To many of today’s college students, terrorism seemed to begin on September 11, 2001, with the attack on the World Trade Center in New York City. But terrorism—generally defined as the use of violence against noncombatants to achieve political goals—has long, tangled roots. In course about the history of terrorism, students learn how modern terrorism evolved through the twentieth century.
The History and Social Studies Education course, HIS 389, is taught by Albert Michaels (left), professor, and York Norman, associate professor. It includes a film series that augments classroom and online lectures and discussions. “We wanted students to understand terrorism’s impact on modern history,” said Michaels. “And I’m more and more convinced that traditional models of teaching aren’t effective for today’s students. I was involved with an earlier film series about income inequality, and York has experience with online courses. So we combined them to create a year-long course that’s, at least in part, an experiment in educational delivery.”
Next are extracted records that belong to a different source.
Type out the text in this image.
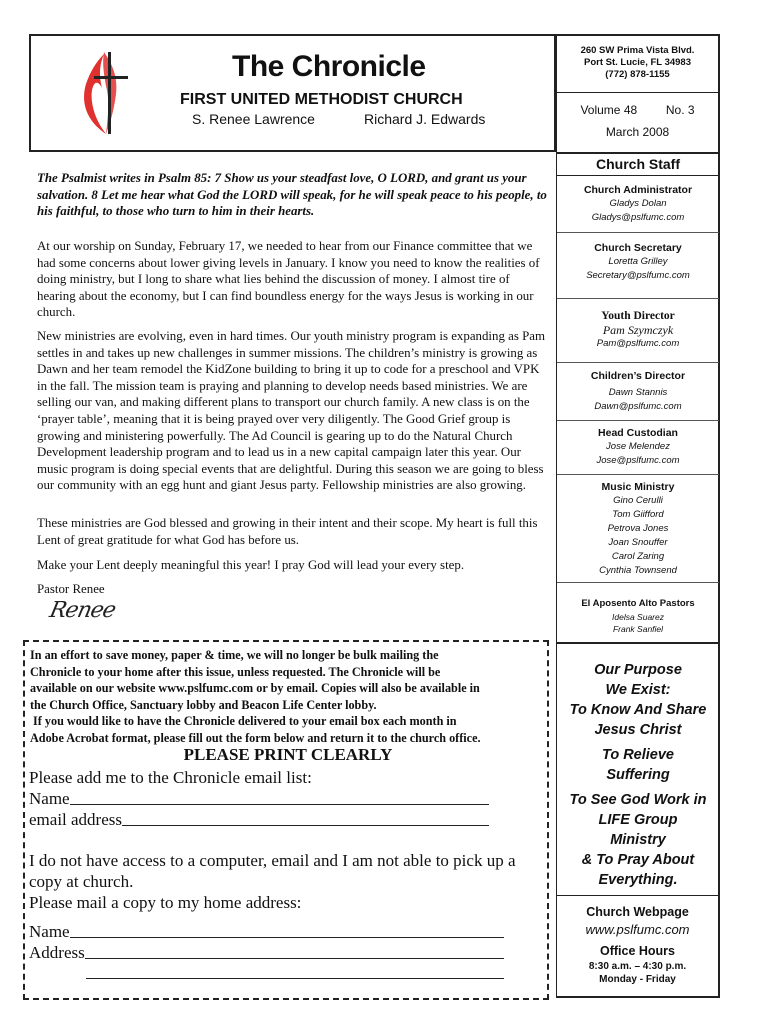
The Chronicle
FIRST UNITED METHODIST CHURCH
S. Renee Lawrence	Richard J. Edwards
260 SW Prima Vista Blvd.
Port St. Lucie, FL 34983
(772) 878-1155
Volume 48 No. 3
March 2008
Church Staff
Church Administrator
Gladys Dolan
Gladys@pslfumc.com
Church Secretary
Loretta Grilley
Secretary@pslfumc.com
Youth Director
Pam Szymczyk
Pam@pslfumc.com
Children’s Director
Dawn Stannis
Dawn@pslfumc.com
Head Custodian
Jose Melendez
Jose@pslfumc.com
Music Ministry
Gino Cerulli
Tom Giifford
Petrova Jones
Joan Snouffer
Carol Zaring
Cynthia Townsend
El Aposento Alto Pastors
Idelsa Suarez
Frank Sanfiel
The Psalmist writes in Psalm 85: 7 Show us your steadfast love, O LORD, and grant us your salvation. 8 Let me hear what God the LORD will speak, for he will speak peace to his people, to his faithful, to those who turn to him in their hearts.
At our worship on Sunday, February 17, we needed to hear from our Finance committee that we had some concerns about lower giving levels in January. I know you need to know the realities of doing ministry, but I long to share what lies behind the discussion of money. I almost tire of hearing about the economy, but I can find boundless energy for the ways Jesus is working in our church.
New ministries are evolving, even in hard times. Our youth ministry program is expanding as Pam settles in and takes up new challenges in summer missions. The children’s ministry is growing as Dawn and her team remodel the KidZone building to bring it up to code for a preschool and VPK in the fall. The mission team is praying and planning to develop needs based ministries. We are selling our van, and making different plans to transport our church family. A new class is on the ‘prayer table’, meaning that it is being prayed over very diligently. The Good Grief group is growing and ministering powerfully. The Ad Council is gearing up to do the Natural Church Development leadership program and to lead us in a new capital campaign later this year. Our music program is doing special events that are delightful. During this season we are going to bless our community with an egg hunt and giant Jesus party. Fellowship ministries are also growing.
These ministries are God blessed and growing in their intent and their scope. My heart is full this Lent of great gratitude for what God has before us.
Make your Lent deeply meaningful this year! I pray God will lead your every step.
Pastor Renee
Renee
In an effort to save money, paper & time, we will no longer be bulk mailing the
Chronicle to your home after this issue, unless requested. The Chronicle will be
available on our website www.pslfumc.com or by email. Copies will also be available in
the Church Office, Sanctuary lobby and Beacon Life Center lobby.
If you would like to have the Chronicle delivered to your email box each month in
Adobe Acrobat format, please fill out the form below and return it to the church office.
PLEASE PRINT CLEARLY
Please add me to the Chronicle email list:
Name
email address
I do not have access to a computer, email and I am not able to pick up a
copy at church.
Please mail a copy to my home address:
Name
Address
Our Purpose
We Exist:
To Know And Share
Jesus Christ
To Relieve
Suffering
To See God Work in
LIFE Group
Ministry
& To Pray About
Everything.
Church Webpage
www.pslfumc.com
Office Hours
8:30 a.m. – 4:30 p.m.
Monday - Friday
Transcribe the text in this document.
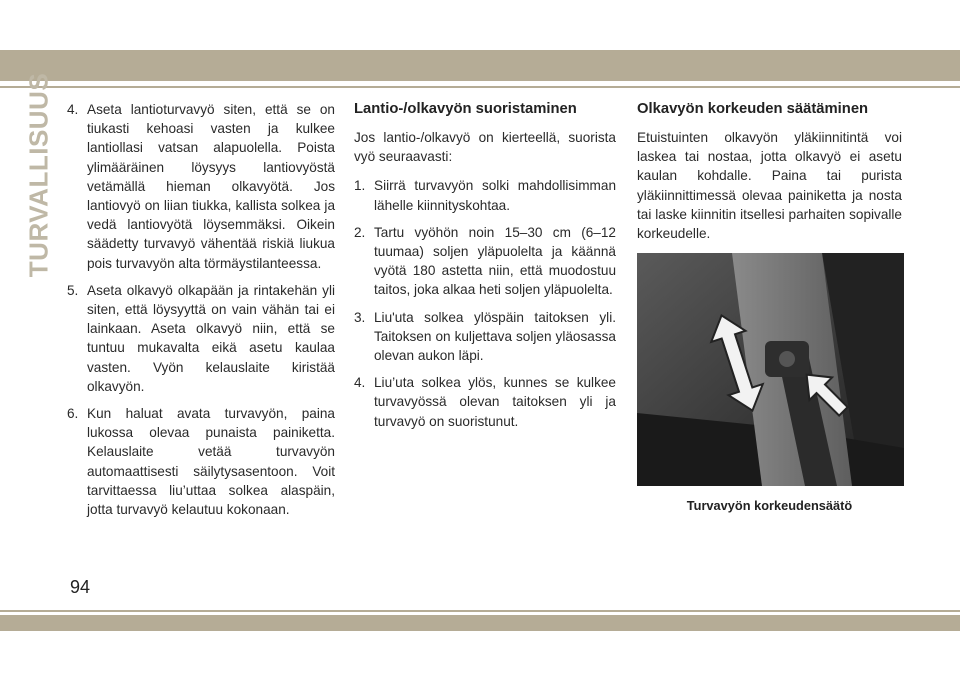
TURVALLISUUS 4. Aseta lantioturvavyö siten, että se on tiukasti kehoasi vasten ja kulkee lantiollasi vatsan alapuolella. Poista ylimääräinen löysyys lantiovyöstä vetämällä hieman olkavyötä. Jos lantiovyö on liian tiukka, kallista solkea ja vedä lantiovyötä löysemmäksi. Oikein säädetty turvavyö vähentää riskiä liukua pois turvavyön alta törmäystilanteessa.
5. Aseta olkavyö olkapään ja rintakehän yli siten, että löysyyttä on vain vähän tai ei lainkaan. Aseta olkavyö niin, että se tuntuu mukavalta eikä asetu kaulaa vasten. Vyön kelauslaite kiristää olkavyön.
6. Kun haluat avata turvavyön, paina lukossa olevaa punaista painiketta. Kelauslaite vetää turvavyön automaattisesti säilytysasentoon. Voit tarvittaessa liu’uttaa solkea alaspäin, jotta turvavyö kelautuu kokonaan.
Lantio-/olkavyön suoristaminen

Jos lantio-/olkavyö on kierteellä, suorista vyö seuraavasti:

1. Siirrä turvavyön solki mahdollisimman lähelle kiinnityskohtaa.
2. Tartu vyöhön noin 15–30 cm (6–12 tuumaa) soljen yläpuolelta ja käännä vyötä 180 astetta niin, että muodostuu taitos, joka alkaa heti soljen yläpuolelta.
3. Liu'uta solkea ylöspäin taitoksen yli. Taitoksen on kuljettava soljen yläosassa olevan aukon läpi.
4. Liu’uta solkea ylös, kunnes se kulkee turvavyössä olevan taitoksen yli ja turvavyö on suoristunut.
Olkavyön korkeuden säätäminen

Etuistuinten olkavyön yläkiinnitintä voi laskea tai nostaa, jotta olkavyö ei asetu kaulan kohdalle. Paina tai purista yläkiinnittimessä olevaa painiketta ja nosta tai laske kiinnitin itsellesi parhaiten sopivalle korkeudelle.

Turvavyön korkeudensäätö
94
Michaels also wanted to invite Western New Yorkers to participate. Michaels, who joined Buffalo State’s faculty in 2009 after teaching at the University at Buffalo for more than 40 years, is deeply committed to Buffalo. “My family has been here since the 1840s,” he said. “I love Buffalo, and I value the close connection between Buffalo State and the city. I hope that by inviting the public, I can help strengthen that connection. We have more community members join us every week, and they tell me how impressed they are with the questions and insights our students present.”
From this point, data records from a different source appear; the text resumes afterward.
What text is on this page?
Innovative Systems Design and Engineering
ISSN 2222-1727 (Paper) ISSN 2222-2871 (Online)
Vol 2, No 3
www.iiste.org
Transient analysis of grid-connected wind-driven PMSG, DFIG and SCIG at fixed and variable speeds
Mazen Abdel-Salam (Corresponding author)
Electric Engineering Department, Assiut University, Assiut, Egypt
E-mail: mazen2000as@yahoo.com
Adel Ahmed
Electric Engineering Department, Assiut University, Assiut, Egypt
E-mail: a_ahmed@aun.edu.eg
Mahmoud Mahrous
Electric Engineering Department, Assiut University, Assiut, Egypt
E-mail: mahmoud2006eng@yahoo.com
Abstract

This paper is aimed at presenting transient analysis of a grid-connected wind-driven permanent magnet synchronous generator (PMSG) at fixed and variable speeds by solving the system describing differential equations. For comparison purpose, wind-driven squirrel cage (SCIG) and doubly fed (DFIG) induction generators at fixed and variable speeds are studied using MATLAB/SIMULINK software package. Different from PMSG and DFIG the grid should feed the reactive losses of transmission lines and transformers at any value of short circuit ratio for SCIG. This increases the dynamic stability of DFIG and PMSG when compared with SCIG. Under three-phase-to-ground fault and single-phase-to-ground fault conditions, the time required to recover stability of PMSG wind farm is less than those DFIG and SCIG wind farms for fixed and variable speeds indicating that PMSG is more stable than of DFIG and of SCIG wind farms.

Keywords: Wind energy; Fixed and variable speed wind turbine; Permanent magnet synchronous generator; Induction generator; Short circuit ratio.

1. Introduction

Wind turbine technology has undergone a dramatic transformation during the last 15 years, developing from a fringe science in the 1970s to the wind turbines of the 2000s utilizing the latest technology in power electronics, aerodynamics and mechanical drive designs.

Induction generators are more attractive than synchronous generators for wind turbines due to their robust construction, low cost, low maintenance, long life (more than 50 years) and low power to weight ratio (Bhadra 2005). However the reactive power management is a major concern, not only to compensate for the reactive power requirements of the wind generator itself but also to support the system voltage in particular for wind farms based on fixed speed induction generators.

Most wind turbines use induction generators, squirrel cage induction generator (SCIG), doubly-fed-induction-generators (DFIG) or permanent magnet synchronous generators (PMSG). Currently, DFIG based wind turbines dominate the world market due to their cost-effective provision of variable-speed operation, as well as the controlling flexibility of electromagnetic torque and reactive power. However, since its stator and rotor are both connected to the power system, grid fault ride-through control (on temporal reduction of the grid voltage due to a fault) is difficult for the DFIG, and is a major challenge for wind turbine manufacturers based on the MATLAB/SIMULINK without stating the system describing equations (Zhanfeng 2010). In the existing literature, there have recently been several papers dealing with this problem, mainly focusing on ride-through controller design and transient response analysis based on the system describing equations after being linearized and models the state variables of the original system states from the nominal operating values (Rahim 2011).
Most Thursdays during the spring 2016 semester, the class has been meeting in the Burchfield Penney Arts Center's Peter and Elizabeth C. Tower Auditorium to see a film about an aspect of terrorism, including narcoterrorism. A panel, usually Buffalo State faculty, provides context to the audience. Afterward, the panel leads the discussion, which sometimes becomes very vigorous. “We’ve had to insist that people leave so we could lock up the Burchfield,” said Michaels.
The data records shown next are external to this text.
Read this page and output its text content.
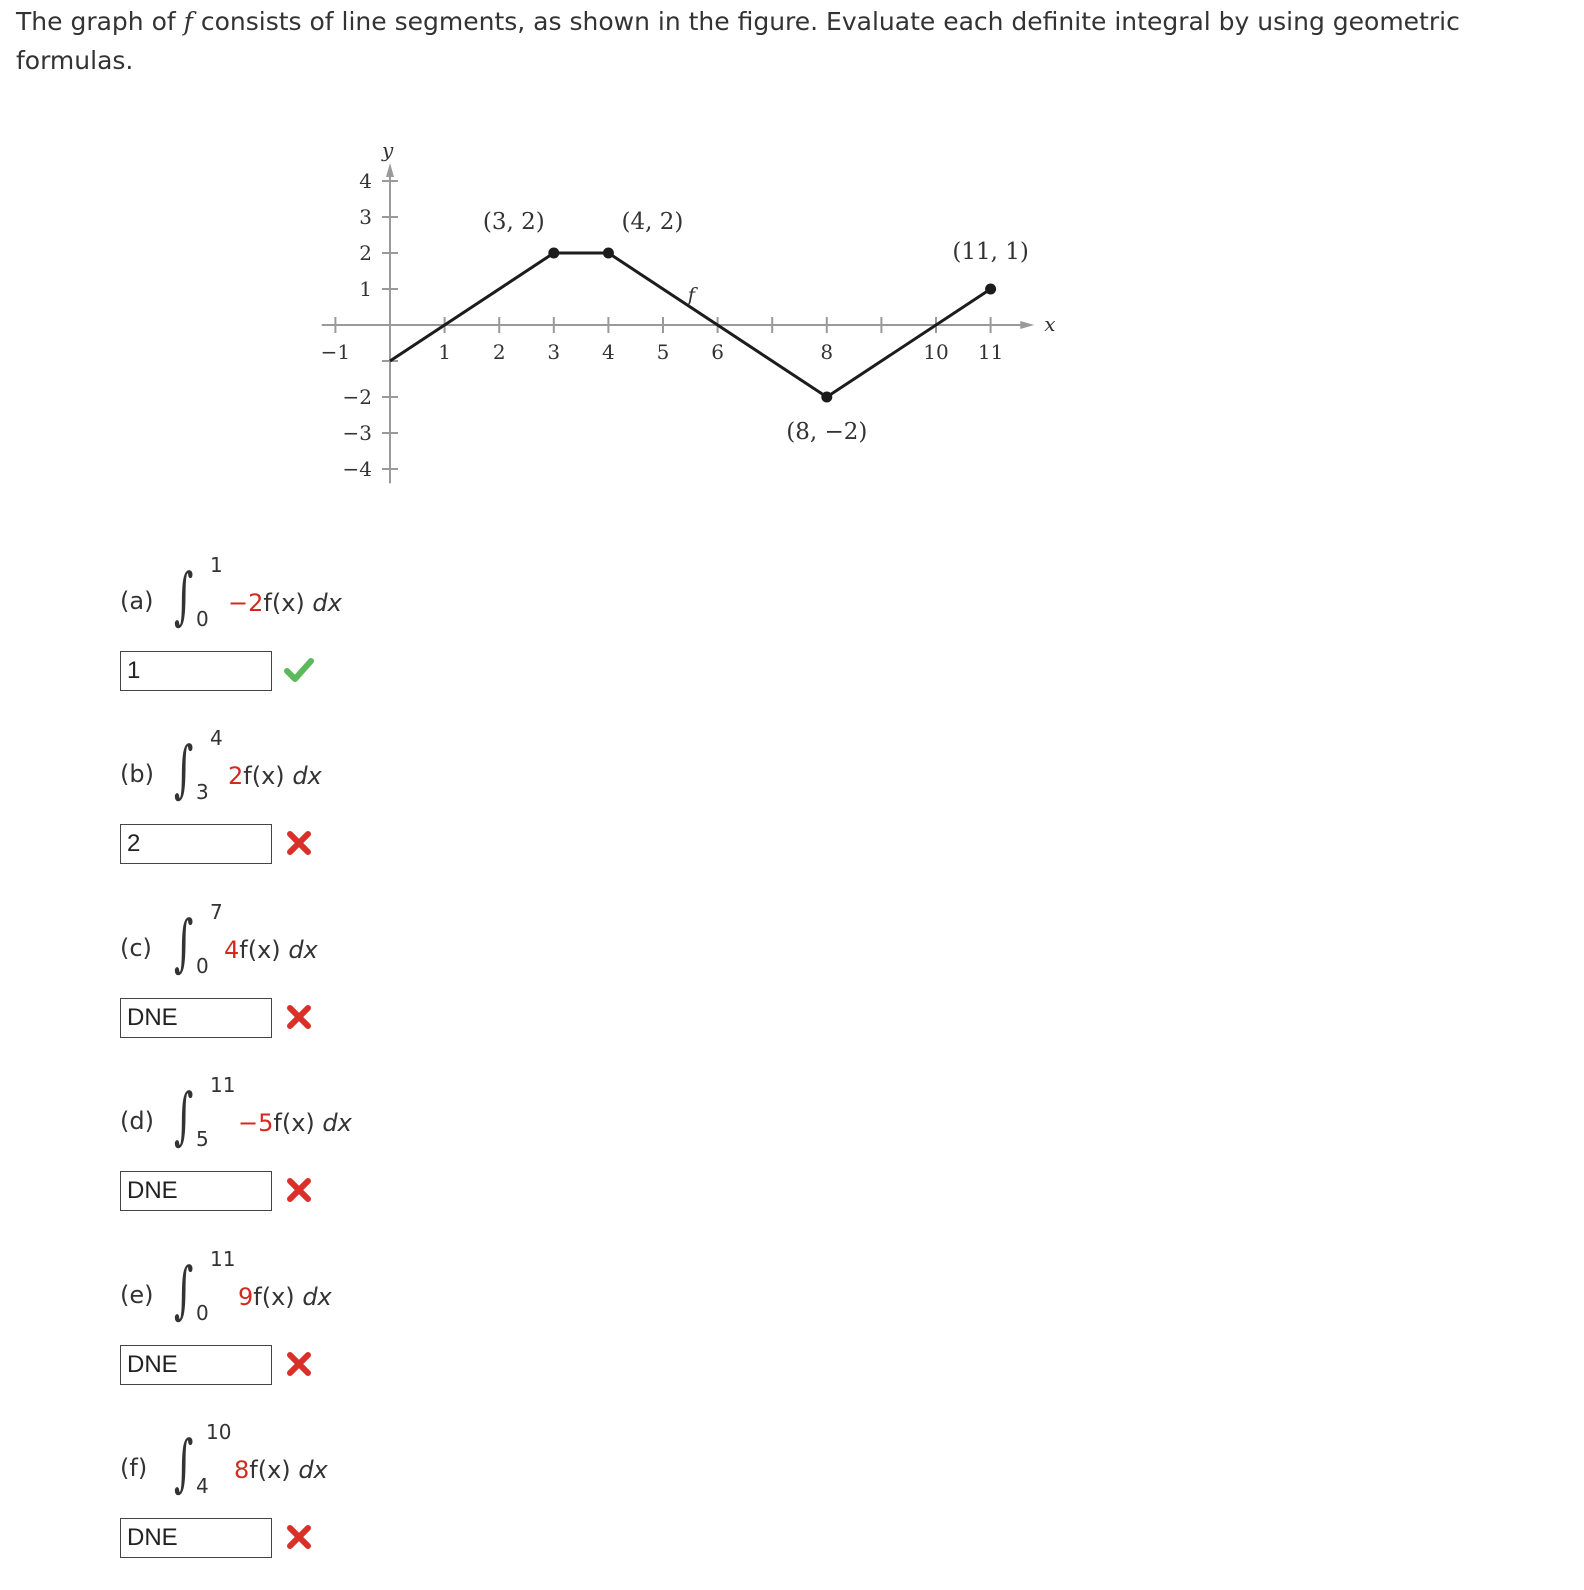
The graph of f consists of line segments, as shown in the figure. Evaluate each definite integral by using geometric formulas.
x
y
−1	1 2 3 4 5 6	8	10 11
4
3
2
1
−2
−3
−4
(3, 2)	(4, 2)
(8, −2)
(11, 1)
f
(a) ∫ 1
0
−2f(x) dx
1
(b) ∫ 4
3
2f(x) dx
2
(c) ∫ 7
0
4f(x) dx
DNE
(d) ∫ 11
5
−5f(x) dx
DNE
(e) ∫ 11
0
9f(x) dx
DNE
(f) ∫ 10
4
8f(x) dx
DNE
The remaining films this semester are:
Narcos (2015), directed by José Padilha, on Thursday, April 21
El Infiero (2010), directed by Luis Estrada, on Thursday, April 28
No Country for Old Men (2007), directed by Ethan and Joel Cohen, on Thursday, May 5
Each presentation, which is free and open to the public, starts at 6:30 p.m.
Michaels, who turned to a career in higher education after he realized he hated law school, first studied Latin America. His wide-ranging interests have broadened his research areas, and he has explored in depth the subjects that interest him. The titles of his courses—the Kennedy assassination, Kissinger and the uses of history, the cold war— reflect some of those interests. He has also written about local history, local architecture, and Western New York art from the 1870 to 1950.
“My interest in many different things keeps me going,” Michaels said. “I’m always working, and I love what I’m doing. And I do more now than when I was younger because I have more time.”